L’un des deux grands dossiers de corruption impliquant la SONEDE est également lié à la santé du citoyen et aurait pu être à l’origine d’une catastrophe humaine. En effet, il s’est avéré que de hauts responsables de la SONEDE, avaient eu recours à un certains moment à l’usage d’un produit chimique toxique peu coûteux pour purifier les eaux au lieu d’acquérir d’autres produits conformes aux normes internationales.
Parmi les dossiers de corruption accablants impliquant la STEG on cite les coupures d’électricité délibérées dans certaines régions du pays. L’objectif de ces coupures était de provoquer l’indignation des habitants et ensuite convaincre les autorités concernées quant à la nécessité d’implanter de nouvelles centrales électriques. Tout ceci se fait dans le cadre de marchés de corruption.

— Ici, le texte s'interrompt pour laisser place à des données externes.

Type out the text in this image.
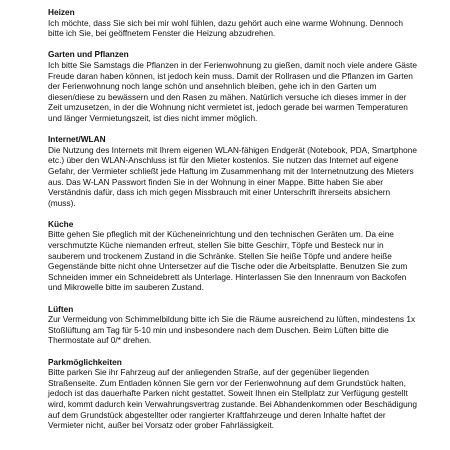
Heizen

Ich möchte, dass Sie sich bei mir wohl fühlen, dazu gehört auch eine warme Wohnung. Dennoch bitte ich Sie, bei geöffnetem Fenster die Heizung abzudrehen.

Garten und Pflanzen

Ich bitte Sie Samstags die Pflanzen in der Ferienwohnung zu gießen, damit noch viele andere Gäste Freude daran haben können, ist jedoch kein muss. Damit der Rollrasen und die Pflanzen im Garten der Ferienwohnung noch lange schön und ansehnlich bleiben, gehe ich in den Garten um diesen/diese zu bewässern und den Rasen zu mähen. Natürlich versuche ich dieses immer in der Zeit umzusetzen, in der die Wohnung nicht vermietet ist, jedoch gerade bei warmen Temperaturen und länger Vermietungszeit, ist dies nicht immer möglich.

Internet/WLAN

Die Nutzung des Internets mit Ihrem eigenen WLAN-fähigen Endgerät (Notebook, PDA, Smartphone etc.) über den WLAN-Anschluss ist für den Mieter kostenlos. Sie nutzen das Internet auf eigene Gefahr, der Vermieter schließt jede Haftung im Zusammenhang mit der Internetnutzung des Mieters aus. Das W-LAN Passwort finden Sie in der Wohnung in einer Mappe. Bitte haben Sie aber Verständnis dafür, dass ich mich gegen Missbrauch mit einer Unterschrift ihrerseits absichern (muss).

Küche

Bitte gehen Sie pfleglich mit der Kücheneinrichtung und den technischen Geräten um. Da eine verschmutzte Küche niemanden erfreut, stellen Sie bitte Geschirr, Töpfe und Besteck nur in sauberem und trockenem Zustand in die Schränke. Stellen Sie heiße Töpfe und andere heiße Gegenstände bitte nicht ohne Untersetzer auf die Tische oder die Arbeitsplatte. Benutzen Sie zum Schneiden immer ein Schneidebrett als Unterlage. Hinterlassen Sie den Innenraum von Backofen und Mikrowelle bitte im sauberen Zustand.

Lüften

Zur Vermeidung von Schimmelbildung bitte ich Sie die Räume ausreichend zu lüften, mindestens 1x Stoßlüftung am Tag für 5-10 min und insbesondere nach dem Duschen. Beim Lüften bitte die Thermostate auf 0/* drehen.

Parkmöglichkeiten

Bitte parken Sie ihr Fahrzeug auf der anliegenden Straße, auf der gegenüber liegenden Straßenseite. Zum Entladen können Sie gern vor der Ferienwohnung auf dem Grundstück halten, jedoch ist das dauerhafte Parken nicht gestattet. Soweit Ihnen ein Stellplatz zur Verfügung gestellt wird, kommt dadurch kein Verwahrungsvertrag zustande. Bei Abhandenkommen oder Beschädigung auf dem Grundstück abgestellter oder rangierter Kraftfahrzeuge und deren Inhalte haftet der Vermieter nicht, außer bei Vorsatz oder grober Fahrlässigkeit.
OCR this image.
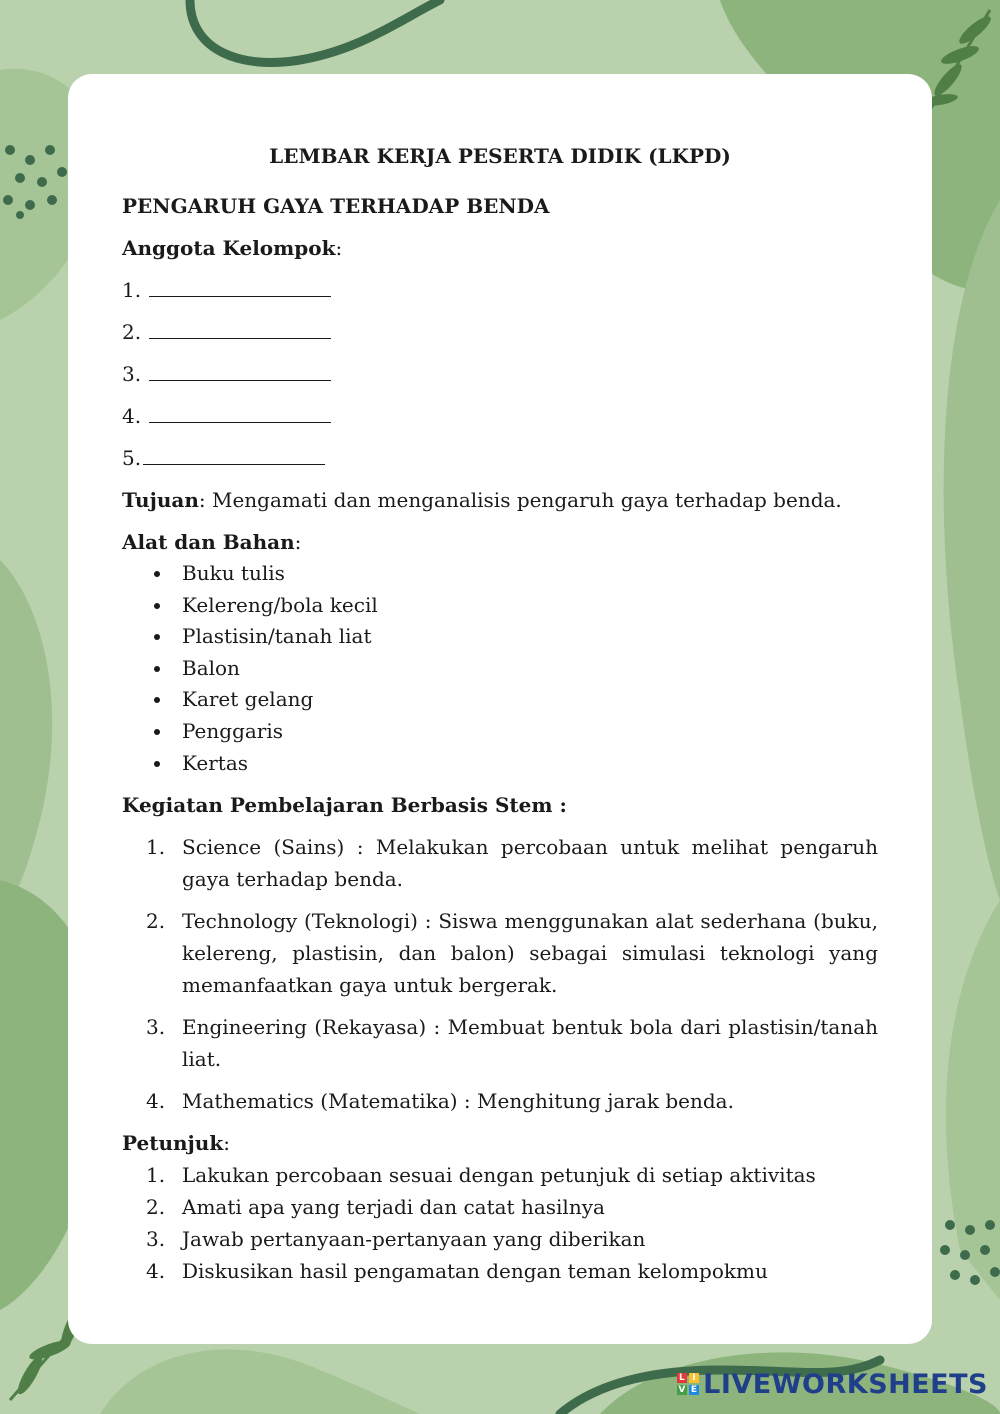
LEMBAR KERJA PESERTA DIDIK (LKPD)
PENGARUH GAYA TERHADAP BENDA
Anggota Kelompok:
1.
2.
3.
4.
5.
Tujuan: Mengamati dan menganalisis pengaruh gaya terhadap benda.
Alat dan Bahan:
Buku tulis
Kelereng/bola kecil
Plastisin/tanah liat
Balon
Karet gelang
Penggaris
Kertas
Kegiatan Pembelajaran Berbasis Stem :
1. Science (Sains) : Melakukan percobaan untuk melihat pengaruh gaya terhadap benda.
2. Technology (Teknologi) : Siswa menggunakan alat sederhana (buku, kelereng, plastisin, dan balon) sebagai simulasi teknologi yang memanfaatkan gaya untuk bergerak.
3. Engineering (Rekayasa) : Membuat bentuk bola dari plastisin/tanah liat.
4. Mathematics (Matematika) : Menghitung jarak benda.
Petunjuk:
1. Lakukan percobaan sesuai dengan petunjuk di setiap aktivitas
2. Amati apa yang terjadi dan catat hasilnya
3. Jawab pertanyaan-pertanyaan yang diberikan
4. Diskusikan hasil pengamatan dengan teman kelompokmu
L I
V E LIVEWORKSHEETS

Qu’en est-il du ministère de l’intérieur ?
Quant aux ministères, les plus actifs en matière de lutte contre la corruption, Chawki Tabib a fait savoir que le ministère des affaires sociales arrive en tête de liste avec 21 dossiers de corruption déposés auprès de l’instance. Le ministère des Affaires Sociales est suivi du ministère de l’Agriculture (13 dossiers), des Finances (8 dossiers), de l’éducation (7 dossiers), de la Formation Professionnelle et de l’Emploi (5 dossiers) et du ministère de la Santé Publique (3 dossiers).
Le président de l’instance de lutte contre la corruption a exprimé son étonnement quant au non engagement de l’ensemble des ministères de souveraineté particulièrement le ministère de l’Intérieur et le ministère des Affaires Etrangères, dans cette guerre nationale contre la corruption. D’après lui, le fait qu’il n’y ait pas de dossiers de corruption déposés auprès de l’INLUCC provenant du ministère de l’Intérieur suscite des interrogations sérieuses. Il a dans ce contexte appelé toutes les composantes de la société civile, l’ensemble des ministères et des autorités concernées à s’engager sérieusement dans la lutte contre la corruption et à unifier les efforts afin de pouvoir vaincre ce phénomène qui coûte annuellement à l’Etat 4 points de croissance et 2000 milliards de millimes. A titre informatif, ces 2000 milliards permettraient de construire 3 aéroports internationaux.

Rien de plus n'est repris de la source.